Advancement
"Secondly, if - as sometimes stated - we only really advance technologically when we're busily killing each other that's a shining endorsement of neither humankind, nor technology."
Of course that is bollocks. Tech advances happen all the time.
War does speed the process up because people don't get so hung up on safety/testing. If a product has some problems but gives a military advantage then it will get used.
For example consider a hypothetical case where someone invents a new way to make parachutes twice as fast and half the cost, but there is glitch whereby one in a thousand parachutes fails to open. That new parachute would get deployed pretty smartly during a big war because the benefits of doubling your parachutists outweighs the costs of killing 1/1000 parachutists. The numbers even work for parachutists since doubling the number of people in a group way more than doubles your chances of survival.

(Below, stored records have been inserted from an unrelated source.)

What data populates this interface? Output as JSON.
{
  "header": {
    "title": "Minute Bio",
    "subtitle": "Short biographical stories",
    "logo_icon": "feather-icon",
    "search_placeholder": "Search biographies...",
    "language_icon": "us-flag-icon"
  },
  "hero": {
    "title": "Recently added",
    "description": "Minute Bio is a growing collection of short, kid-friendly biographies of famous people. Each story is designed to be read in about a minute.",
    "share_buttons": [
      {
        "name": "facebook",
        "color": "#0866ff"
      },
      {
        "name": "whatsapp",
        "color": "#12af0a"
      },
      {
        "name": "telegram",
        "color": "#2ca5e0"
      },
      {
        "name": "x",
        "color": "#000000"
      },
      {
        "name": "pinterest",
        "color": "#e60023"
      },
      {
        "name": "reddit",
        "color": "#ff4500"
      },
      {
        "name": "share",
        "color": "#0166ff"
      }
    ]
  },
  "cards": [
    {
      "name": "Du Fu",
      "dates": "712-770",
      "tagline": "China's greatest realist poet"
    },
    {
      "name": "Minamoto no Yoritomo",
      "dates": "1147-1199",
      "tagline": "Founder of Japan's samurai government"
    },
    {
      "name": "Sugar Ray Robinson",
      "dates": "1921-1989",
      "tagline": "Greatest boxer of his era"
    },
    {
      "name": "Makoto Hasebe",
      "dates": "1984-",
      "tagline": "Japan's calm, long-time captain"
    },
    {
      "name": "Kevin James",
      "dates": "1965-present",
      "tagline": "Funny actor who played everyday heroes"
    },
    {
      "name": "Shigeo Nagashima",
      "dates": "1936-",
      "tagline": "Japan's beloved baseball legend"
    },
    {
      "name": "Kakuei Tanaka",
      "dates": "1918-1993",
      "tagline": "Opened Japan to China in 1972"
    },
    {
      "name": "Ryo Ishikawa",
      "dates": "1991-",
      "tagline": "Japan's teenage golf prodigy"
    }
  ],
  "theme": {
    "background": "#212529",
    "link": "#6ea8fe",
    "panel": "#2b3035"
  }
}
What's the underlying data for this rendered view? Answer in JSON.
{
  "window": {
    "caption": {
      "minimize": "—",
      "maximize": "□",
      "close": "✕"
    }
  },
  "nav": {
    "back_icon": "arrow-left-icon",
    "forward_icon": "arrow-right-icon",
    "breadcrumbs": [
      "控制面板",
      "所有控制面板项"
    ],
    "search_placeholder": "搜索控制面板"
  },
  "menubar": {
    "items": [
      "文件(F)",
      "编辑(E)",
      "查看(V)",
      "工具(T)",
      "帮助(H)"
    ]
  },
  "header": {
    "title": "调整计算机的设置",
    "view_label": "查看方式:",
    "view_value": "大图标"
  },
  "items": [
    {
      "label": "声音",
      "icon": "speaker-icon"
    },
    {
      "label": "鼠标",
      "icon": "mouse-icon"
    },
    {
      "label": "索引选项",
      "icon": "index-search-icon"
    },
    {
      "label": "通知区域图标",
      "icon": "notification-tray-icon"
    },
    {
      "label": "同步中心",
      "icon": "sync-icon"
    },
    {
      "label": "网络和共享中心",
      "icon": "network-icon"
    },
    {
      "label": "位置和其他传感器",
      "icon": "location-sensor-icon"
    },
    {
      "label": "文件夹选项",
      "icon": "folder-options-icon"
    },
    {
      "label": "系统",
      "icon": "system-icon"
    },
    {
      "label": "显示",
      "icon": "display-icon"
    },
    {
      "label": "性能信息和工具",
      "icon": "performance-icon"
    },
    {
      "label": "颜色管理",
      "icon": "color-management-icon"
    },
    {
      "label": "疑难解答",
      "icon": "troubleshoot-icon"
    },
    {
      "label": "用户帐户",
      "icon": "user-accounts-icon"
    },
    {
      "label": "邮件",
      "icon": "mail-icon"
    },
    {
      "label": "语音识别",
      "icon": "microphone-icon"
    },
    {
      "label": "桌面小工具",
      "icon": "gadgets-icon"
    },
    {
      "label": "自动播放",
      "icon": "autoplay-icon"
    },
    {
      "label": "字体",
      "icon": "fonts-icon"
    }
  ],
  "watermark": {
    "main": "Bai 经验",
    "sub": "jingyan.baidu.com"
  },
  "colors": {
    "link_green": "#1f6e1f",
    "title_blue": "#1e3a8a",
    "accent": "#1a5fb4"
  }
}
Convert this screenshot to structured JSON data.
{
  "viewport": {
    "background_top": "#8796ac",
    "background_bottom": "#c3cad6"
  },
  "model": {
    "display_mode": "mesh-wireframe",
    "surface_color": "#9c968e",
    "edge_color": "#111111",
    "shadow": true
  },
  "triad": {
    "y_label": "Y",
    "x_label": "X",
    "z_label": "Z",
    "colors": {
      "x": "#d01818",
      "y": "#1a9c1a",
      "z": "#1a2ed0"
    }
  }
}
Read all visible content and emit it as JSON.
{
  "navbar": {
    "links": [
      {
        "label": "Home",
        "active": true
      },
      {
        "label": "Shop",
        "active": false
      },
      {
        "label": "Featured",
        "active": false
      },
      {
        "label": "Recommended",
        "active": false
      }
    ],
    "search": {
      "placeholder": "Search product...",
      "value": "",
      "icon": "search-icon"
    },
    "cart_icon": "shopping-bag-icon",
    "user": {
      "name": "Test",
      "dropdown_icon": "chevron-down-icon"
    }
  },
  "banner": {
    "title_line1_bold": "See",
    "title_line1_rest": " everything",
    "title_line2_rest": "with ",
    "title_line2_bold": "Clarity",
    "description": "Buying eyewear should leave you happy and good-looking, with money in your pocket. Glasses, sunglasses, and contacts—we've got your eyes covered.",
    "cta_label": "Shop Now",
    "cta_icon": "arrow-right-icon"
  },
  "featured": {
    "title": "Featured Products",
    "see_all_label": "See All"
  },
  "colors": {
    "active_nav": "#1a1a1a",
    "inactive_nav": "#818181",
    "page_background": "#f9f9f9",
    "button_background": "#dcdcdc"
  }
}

Where this breaks down is during a protracted low-key war that is far away. The majority of people are not in war mode and think with health and safety mindsets. They'd want that 1/1000 glitch to be found, fixed and tested before the new parachutes get deployed. The nett result is a longer war and more paratrooper deaths.
Militarily it makes sense to deploy with the known 1-13m error and fix it off-line. That gives you the use of an improved (though imperfect) tech. When you're exploding a huge warhead, 1-13m error is probably insignificant anyway.